As I age I find myself revisiting some of the places, books and music that shaped me. It's not an exercise in nostalgia, but rather, a process of examining those fixtures that have dwelt on the shelves of my memory for so long that I've stopped seeing them.
I wipe off the dust and hold them to the light - "The Grapes of Wrath," "Ragtime," "The Bluest Eye," Aretha's 1967 album, "I Never Loved a Man the Way I Love You" - to see what still resonates.
Sometimes a once-beloved work feels like a relic, like a junior high yearbook autographed with the names of people I no longer remember. Other times, I find myself understanding and appreciating it in new ways.
That's the case with Joni Mitchell's "A Case of You."
When Diana Krall sings it live in Paris, she takes six-and-a-half-minutes. Slow and ruminative, in her hands and husky voice, the song is a sort of memory play, where the singer seems to float in the past, then jolt back to the present, to directly, intimately address her "darling."
James Blake's version takes just under three minutes. He sings as if he is perched on a bar stool, clinging to the counter to stay upright, fragile and frantic, speeding through a desperately lucid account of what happened just before "love got lost."
The Staves, captured in a hallway while warming up their voices, perform it a cappella. "If you want me I'll be in the bar," they sing in a three-part harmony that transforms the lyric's tossed off annoyance, into a line of gorgeous complexity.
And now, nearly 50 years after it was released on "Blue," one of the best singer/songwriter albums of all time, I can still confidently assert that "A Case of You" is one of the best love songs ever written. The quantitative evidence of that can be found in the fact that there are over 300 known cover versions of it; 300 artists who found something in its distinctive melody or conversational lyrics that they felt they could make their own.
But it's not the number of versions that makes this song so enduring. It speaks to each new generation of singers because of the feeling it evoked in me, even when I was a moony teenager, driven by inchoate longings, knowing that there were insights still well beyond my reach. This is a love song by and about grown-ups.
It begins with a spat:
Just before our love got lost you said
I am as constant as a northern star and I said,
Constantly in the darkness
Where's that at?
If you want me I'll be in the bar
But as she sits doodling on a cartoon coaster, the song quickly evolves into a sorrowful consideration of a love that is deep, true and insufficient.

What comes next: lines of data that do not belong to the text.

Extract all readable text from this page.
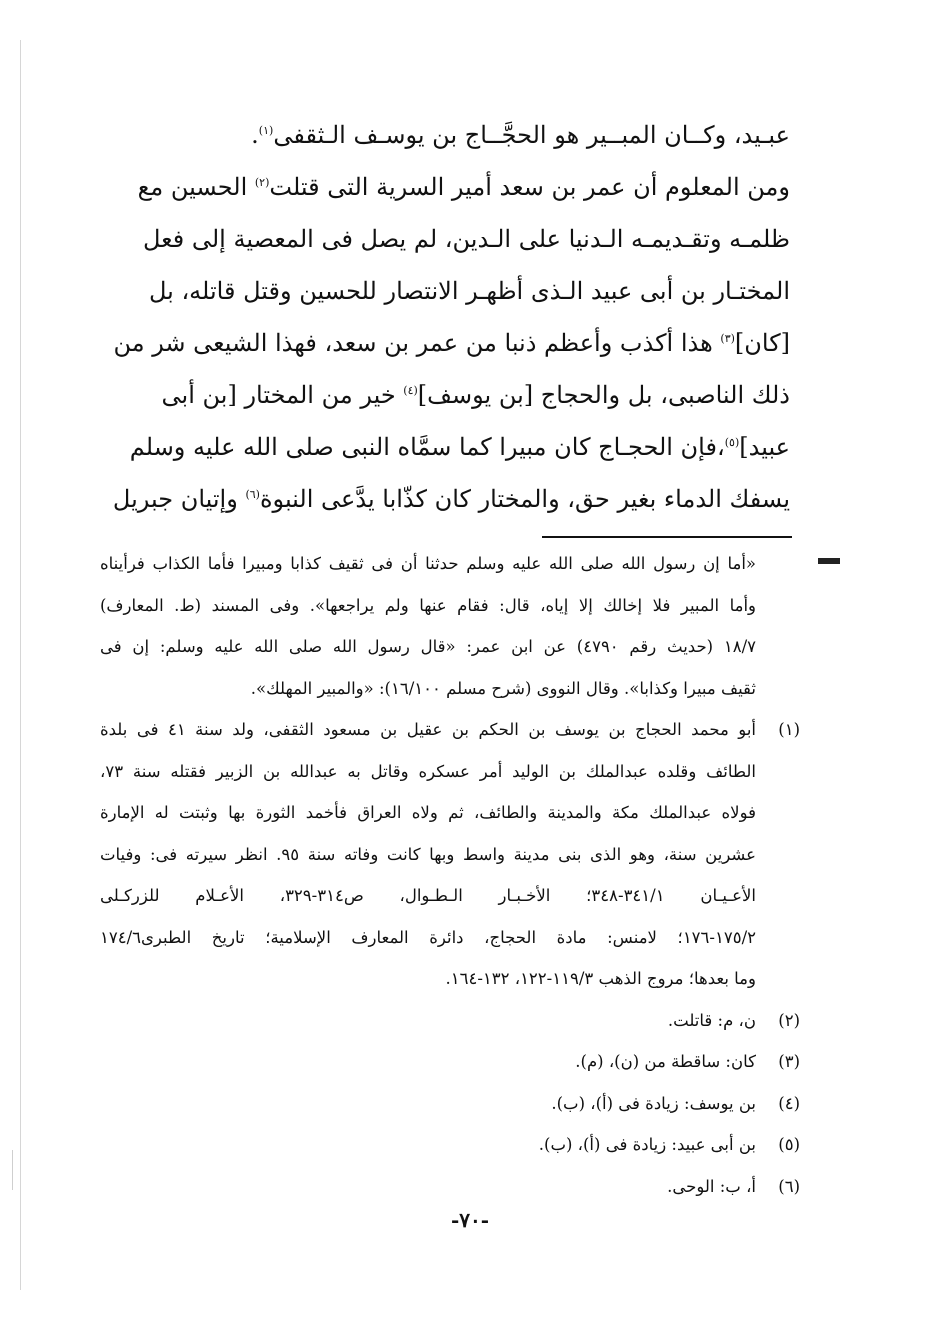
عبـيد، وكــان المبــير هو الحجَّــاج بن يوسـف الـثقفى$^{(١)}$.
ومن المعلوم أن عمر بن سعد أمير السرية التى قتلت$^{(٢)}$ الحسين مع
ظلمـه وتقـديمـه الـدنيا على الـدين، لم يصل فى المعصية إلى فعل
المختـار بن أبى عبيد الـذى أظهـر الانتصار للحسين وقتل قاتله، بل
[كان]$^{(٣)}$ هذا أكذب وأعظم ذنبا من عمر بن سعد، فهذا الشيعى شر من
ذلك الناصبى، بل والحجاج [بن يوسف]$^{(٤)}$ خير من المختار [بن أبى
عبيد]$^{(٥)}$،فإن الحجـاج كان مبيرا كما سمَّاه النبى صلى الله عليه وسلم
يسفك الدماء بغير حق، والمختار كان كذّابا يدَّعى النبوة$^{(٦)}$ وإتيان جبريل
«أما إن رسول الله صلى الله عليه وسلم حدثنا أن فى ثقيف كذابا ومبيرا فأما الكذاب فرأيناه
وأما المبير فلا إخالك إلا إياه، قال: فقام عنها ولم يراجعها». وفى المسند (ط. المعارف)
١٨/٧ (حديث رقم ٤٧٩٠) عن ابن عمر: «قال رسول الله صلى الله عليه وسلم: إن فى
ثقيف مبيرا وكذابا». وقال النووى (شرح مسلم ١٦/١٠٠): «والمبير المهلك».
(١)
أبو محمد الحجاج بن يوسف بن الحكم بن عقيل بن مسعود الثقفى، ولد سنة ٤١ فى بلدة
الطائف وقلده عبدالملك بن الوليد أمر عسكره وقاتل به عبدالله بن الزبير فقتله سنة ٧٣،
فولاه عبدالملك مكة والمدينة والطائف، ثم ولاه العراق فأخمد الثورة بها وثبتت له الإمارة
عشرين سنة، وهو الذى بنى مدينة واسط وبها كانت وفاته سنة ٩٥. انظر سيرته فى: وفيات
الأعـيـان ٣٤١/١-٣٤٨؛ الأخـبـار الـطـوال، ص٣١٤-٣٢٩، الأعـلام للزركـلى
١٧٥/٢-١٧٦؛ لامنس: مادة الحجاج، دائرة المعارف الإسلامية؛ تاريخ الطبرى١٧٤/٦
وما بعدها؛ مروج الذهب ١١٩/٣-١٢٢، ١٣٢-١٦٤.
(٢)
ن، م: قاتلت.
(٣)
كان: ساقطة من (ن)، (م).
(٤)
بن يوسف: زيادة فى (أ)، (ب).
(٥)
بن أبى عبيد: زيادة فى (أ)، (ب).
(٦)
أ، ب: الوحى.
-٧٠-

There's no giddiness here. Unlike practically every pop song that came before it, in this one, love is not an intoxicant. Quite the opposite, in fact:
I could drink a case of you darling and I would
Still be on my feet
Oh I would still be on my feet
Some understand those lines to say that she can't get too much of her lover (variously speculated to be Graham Nash or Leonard Cohen). But what I hear all these years later - and the interpretation I prefer - is that with the clarity generated by time and age, she can drink him in, savor him and still be sober enough to clearly see him.
Then the song briefly brings in a third character - her lover's mother, perhaps, or sister, a woman:
I met a woman
She had a mouth like yours, she knew your life
She knew your devils and your deeds and she said
"Go to him
stay with him if you can
But be prepared to bleed"
She speaks with knowledge borne of time, offering counsel that is nuanced and wise. Has any love song, before or since, quoted a prospective in-law? No, that's only something that a songwriter concerned with truth would dare to do.
Joni's rendition of the song changed; it seemed to mature as she did. Listen to this live version, performed when she was 40, over a decade after "Blue" was released, and you hear not just a voice made huskier and sexier from 12 more years of smoking, but an even greater confidence to alter the rhythm and infuse the melody with the jazz colors that had been infusing her musical palate.
The only version I love as much as that one, of course, is Prince's. Leave it to him to evoke holy wine coursing through the blood, to marry sexy to sacred, and find ecstasy in what started out as a hammer dulcimered folk song. He sings in a delicate falsetto skimming over gospel piano chords, occasionally dropping to a lower register. And then, with a fearless restlessness, he segues into a pure funk riff to close out the song, bounding off to a new adventure. I have to believe that Joni loved it.
I've been asking myself why I'm writing about this song now. I think the answer is disarmingly slight. After more than 40 years of marriage, I think I've learned its truth. Good, complex, enduring love makes you insatiable but sturdy.
I've learned that from my husband more than from "A Case of You." But Mitchell's songs remain my lifelong companions, my provocations, my speed bumps, my streetlights. Without knowing it, Joni, "part of you pours out of me in these lines from time to time."